I believe as a parent, you would want to provide your child with the best education you can afford. A university education seems to be the goal for most parents. It is evident as the number of graduates in Singapore have increased over the years. With a ‘kiasu’ mentality, it is natural to worry about your child being deprived of a bachelor’s degree when everybody else’s kids seem to have one.
Your child’s academic abilities aside, we want to make sure that you are able to fund your child’s university education. It is common knowledge that university education is on the rise and it would only get more expensive in the future as long as our culture remains. In this article, we will guide you through the cost projections so that you would know how much money you would need to set aside for your child.
Step 1 – Determining the Start State
We will use National University of Singapore (NUS) as a benchmark. For 2015, NUS is charging a Singapore Citizen $25,400/year for medicine, $12,400/year for law, and $7,950/year for most other courses such as Engineering. These fees are after the full Ministry of Education’s tuition grant. In total, you would have to pay almost $31,800 for a 4-year degree or $127,000 for an expensive 5-year medical degree.
Step 2 – Determine the Climb Rate
We will compare the 2015 course fees with 2008’s, as the latter were the earliest data we could find. Then we will take the compounding annual growth rate (CAGR) of the course fees over the years.
We have also included the fees for Singapore Permanent Residents and International Students in the following table.
|Tuition Fees for Singapore Citizen||2008||2015||CAGR|
|Medicine||$ 18,230||$ 25,400||5%|
|Law||$ 7,340||$ 12,400||8%|
|Engineering||$ 6,360||$ 7,950||3%|
|Tuition Fees for Permanent Resident||2008||2015||CAGR|
|Medicine||$ 20,060||$ 35,550||9%|
|Law||$ 8,080||$ 17,350||12%|
|Engineering||$ 7,000||$ 11,150||7%|
|Tuition Fees for International Student||2008||2015||CAGR|
|Medicine||$ 27,350||$ 50,800||9%|
|Law||$ 11,010||$ 24,800||12%|
|Engineering||$ 9,540||$ 15,900||8%|
The rate of increase in tuition fees are higher for Permanent Residents and International Students across all courses.
Law has seen the highest climb in tuition fee. But if we average the cost increments for all 3 types of courses, we saw that university fees go up by 5% per year on the average.
Step 3: Project the Cost
The number of years to prepare for your child’s education would depend on his or her age. You also would not know what he or she would like to pursue in the future. But it is likely that you are able to tell if he or she is academically inclined based on the trend of his or her school results and standings.
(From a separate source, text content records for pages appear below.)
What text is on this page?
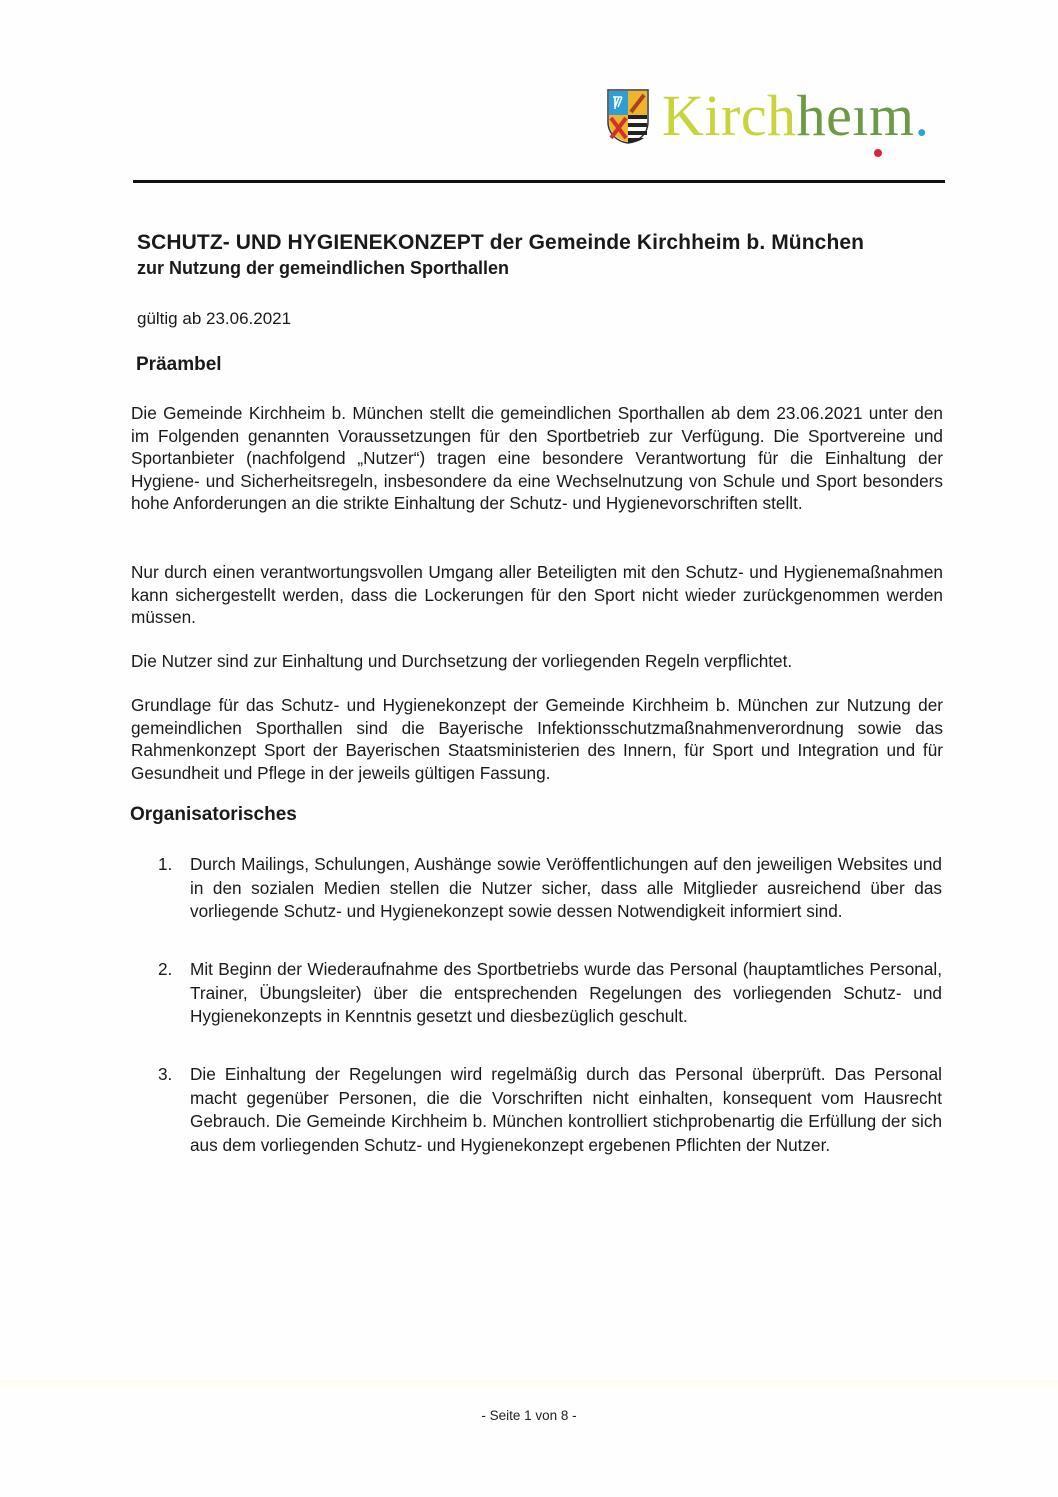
Kirchheım.
SCHUTZ- UND HYGIENEKONZEPT der Gemeinde Kirchheim b. München
zur Nutzung der gemeindlichen Sporthallen
gültig ab 23.06.2021
Präambel
Die Gemeinde Kirchheim b. München stellt die gemeindlichen Sporthallen ab dem 23.06.2021 unter den im Folgenden genannten Voraussetzungen für den Sportbetrieb zur Verfügung. Die Sportvereine und Sportanbieter (nachfolgend „Nutzer“) tragen eine besondere Verantwortung für die Einhaltung der Hygiene- und Sicherheitsregeln, insbesondere da eine Wechselnutzung von Schule und Sport besonders hohe Anforderungen an die strikte Einhaltung der Schutz- und Hygienevorschriften stellt.
Nur durch einen verantwortungsvollen Umgang aller Beteiligten mit den Schutz- und Hygienemaßnahmen kann sichergestellt werden, dass die Lockerungen für den Sport nicht wieder zurückgenommen werden müssen.
Die Nutzer sind zur Einhaltung und Durchsetzung der vorliegenden Regeln verpflichtet.
Grundlage für das Schutz- und Hygienekonzept der Gemeinde Kirchheim b. München zur Nutzung der gemeindlichen Sporthallen sind die Bayerische Infektionsschutzmaßnahmenverordnung sowie das Rahmenkonzept Sport der Bayerischen Staatsministerien des Innern, für Sport und Integration und für Gesundheit und Pflege in der jeweils gültigen Fassung.
Organisatorisches
1. Durch Mailings, Schulungen, Aushänge sowie Veröffentlichungen auf den jeweiligen Websites und in den sozialen Medien stellen die Nutzer sicher, dass alle Mitglieder ausreichend über das vorliegende Schutz- und Hygienekonzept sowie dessen Notwendigkeit informiert sind.
2. Mit Beginn der Wiederaufnahme des Sportbetriebs wurde das Personal (hauptamtliches Personal, Trainer, Übungsleiter) über die entsprechenden Regelungen des vorliegenden Schutz- und Hygienekonzepts in Kenntnis gesetzt und diesbezüglich geschult.
3. Die Einhaltung der Regelungen wird regelmäßig durch das Personal überprüft. Das Personal macht gegenüber Personen, die die Vorschriften nicht einhalten, konsequent vom Hausrecht Gebrauch. Die Gemeinde Kirchheim b. München kontrolliert stichprobenartig die Erfüllung der sich aus dem vorliegenden Schutz- und Hygienekonzept ergebenen Pflichten der Nutzer.
- Seite 1 von 8 -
But to play safe, it is better to prepare the sum enough for the most expensive course, which is medicine.
You can use a calculator from moneychimp. It is a simple interest calculator that works for this purpose too.
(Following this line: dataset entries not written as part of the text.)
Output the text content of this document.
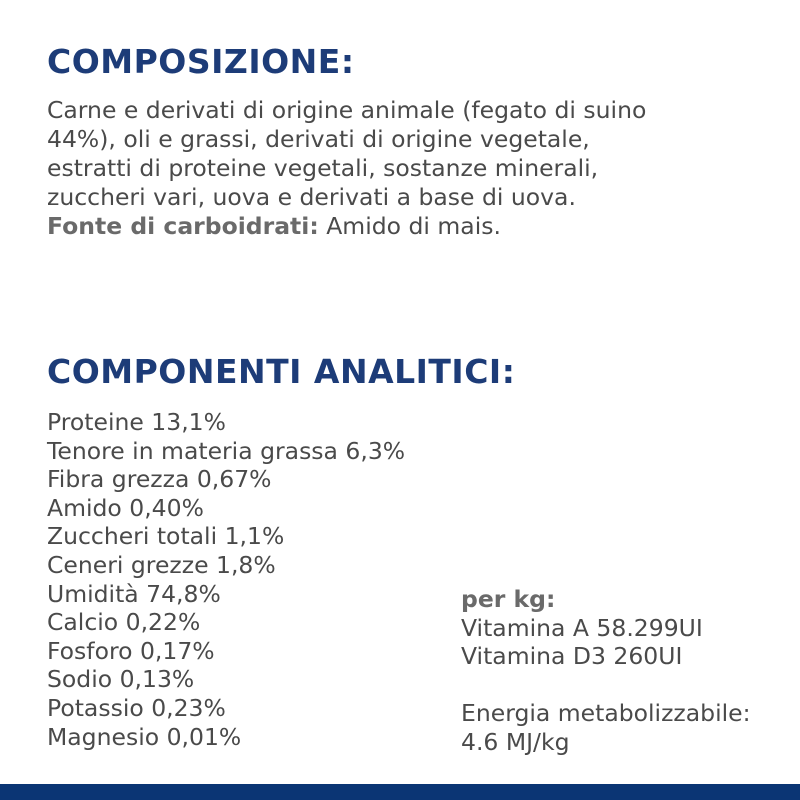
COMPOSIZIONE:
Carne e derivati di origine animale (fegato di suino
44%), oli e grassi, derivati di origine vegetale,
estratti di proteine vegetali, sostanze minerali,
zuccheri vari, uova e derivati a base di uova.
Fonte di carboidrati: Amido di mais.
COMPONENTI ANALITICI:
Proteine 13,1%
Tenore in materia grassa 6,3%
Fibra grezza 0,67%
Amido 0,40%
Zuccheri totali 1,1%
Ceneri grezze 1,8%
Umidità 74,8%
Calcio 0,22%
Fosforo 0,17%
Sodio 0,13%
Potassio 0,23%
Magnesio 0,01%
per kg:
Vitamina A 58.299UI
Vitamina D3 260UI

Energia metabolizzabile:
4.6 MJ/kg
I have attached a screenshot to help you with the parameters to enter.
- Current Principal is the course fee in 2015 which you should refer in step 1. Remember to multiply the course fee by the number years to complete the course.
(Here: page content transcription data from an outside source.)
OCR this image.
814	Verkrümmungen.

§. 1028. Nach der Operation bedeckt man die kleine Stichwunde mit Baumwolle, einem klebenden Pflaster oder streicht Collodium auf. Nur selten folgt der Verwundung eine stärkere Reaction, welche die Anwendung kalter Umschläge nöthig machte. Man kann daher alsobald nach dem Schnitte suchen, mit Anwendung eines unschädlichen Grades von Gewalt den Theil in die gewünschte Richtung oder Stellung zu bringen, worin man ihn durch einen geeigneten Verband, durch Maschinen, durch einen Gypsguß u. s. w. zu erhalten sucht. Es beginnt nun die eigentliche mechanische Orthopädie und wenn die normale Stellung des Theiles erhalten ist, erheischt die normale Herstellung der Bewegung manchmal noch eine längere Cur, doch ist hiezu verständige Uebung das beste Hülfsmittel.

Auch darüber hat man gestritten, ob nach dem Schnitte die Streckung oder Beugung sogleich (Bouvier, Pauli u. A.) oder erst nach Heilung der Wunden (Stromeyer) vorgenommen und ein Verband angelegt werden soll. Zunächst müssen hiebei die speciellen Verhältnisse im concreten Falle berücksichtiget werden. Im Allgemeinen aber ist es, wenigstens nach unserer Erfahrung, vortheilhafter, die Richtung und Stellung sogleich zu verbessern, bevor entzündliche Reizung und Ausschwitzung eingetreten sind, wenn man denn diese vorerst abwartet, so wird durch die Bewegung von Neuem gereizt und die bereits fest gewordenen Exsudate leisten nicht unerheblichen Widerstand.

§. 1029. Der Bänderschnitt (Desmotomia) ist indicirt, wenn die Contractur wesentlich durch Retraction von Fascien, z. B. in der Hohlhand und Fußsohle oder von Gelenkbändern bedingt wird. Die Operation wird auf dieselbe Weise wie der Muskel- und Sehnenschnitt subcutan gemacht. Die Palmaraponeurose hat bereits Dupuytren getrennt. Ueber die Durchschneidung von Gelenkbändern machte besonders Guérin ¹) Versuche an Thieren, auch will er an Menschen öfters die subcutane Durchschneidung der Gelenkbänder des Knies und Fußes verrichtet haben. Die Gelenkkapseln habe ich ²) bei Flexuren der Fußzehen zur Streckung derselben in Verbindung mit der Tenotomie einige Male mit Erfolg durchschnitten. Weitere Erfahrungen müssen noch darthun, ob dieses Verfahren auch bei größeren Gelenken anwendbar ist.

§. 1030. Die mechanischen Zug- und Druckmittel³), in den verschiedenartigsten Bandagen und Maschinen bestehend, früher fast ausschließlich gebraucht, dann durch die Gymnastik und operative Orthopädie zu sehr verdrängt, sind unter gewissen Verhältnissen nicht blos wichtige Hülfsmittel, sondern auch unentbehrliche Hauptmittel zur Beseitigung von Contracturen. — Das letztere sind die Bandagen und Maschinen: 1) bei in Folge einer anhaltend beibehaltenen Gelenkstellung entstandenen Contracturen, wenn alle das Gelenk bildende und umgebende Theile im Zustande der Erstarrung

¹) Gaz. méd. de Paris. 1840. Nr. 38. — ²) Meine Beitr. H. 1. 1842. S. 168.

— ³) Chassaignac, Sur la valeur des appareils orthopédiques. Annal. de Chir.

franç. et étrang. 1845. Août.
- Years to Grow is the number of years to your child’s university enrollment.
- Interest Rate is the CAGR found in step 2.
- Remember to click on the option of “Make additions at end of each compounding period”
There you go, the estimated cost of a medicine degree in 10 years’ time would be $206,869.62 for a Singapore Citizen studying in NUS.
It is important to note that we have yet to calculate the living allowance for your child. This is just mere education cost alone.
Step 4: Explore Options to Grow the Education Fund
One of the favourite options to fund for education fund is the endowment fund, as told by financial advisers. However, if we look at the increment rate for university courses of 3% and above, it is unlikely endowment policies can perform better than that. You would have to put in higher premiums to meet the savings goal.
Alternative options with higher returns would be corporate bonds and stocks. But it would be highly dependent on the length of the runway you have got. If your child is entering university within 5 years, it would be quite risky to put that capital into stocks. Corporate bonds would be relatively safer.
But few things in life are binary in nature. You can grow the education fund using a combination of tools. For example, buy a term insurance to provide coverage in case you pass away before you could save enough for your child’s education, buy a hospitalisation plan in the event you are so sick, set aside a sum of money in Singapore Savings Bonds to earn close to 3% per year safely, and invest some money in an index ETF for higher returns. The combination would probably lower your risk and increase your returns overall.
Please do not take what I have just said as financial advice. I am just giving you an idea how you could use a multi-solution approach. The actual strategy would differ from people to people.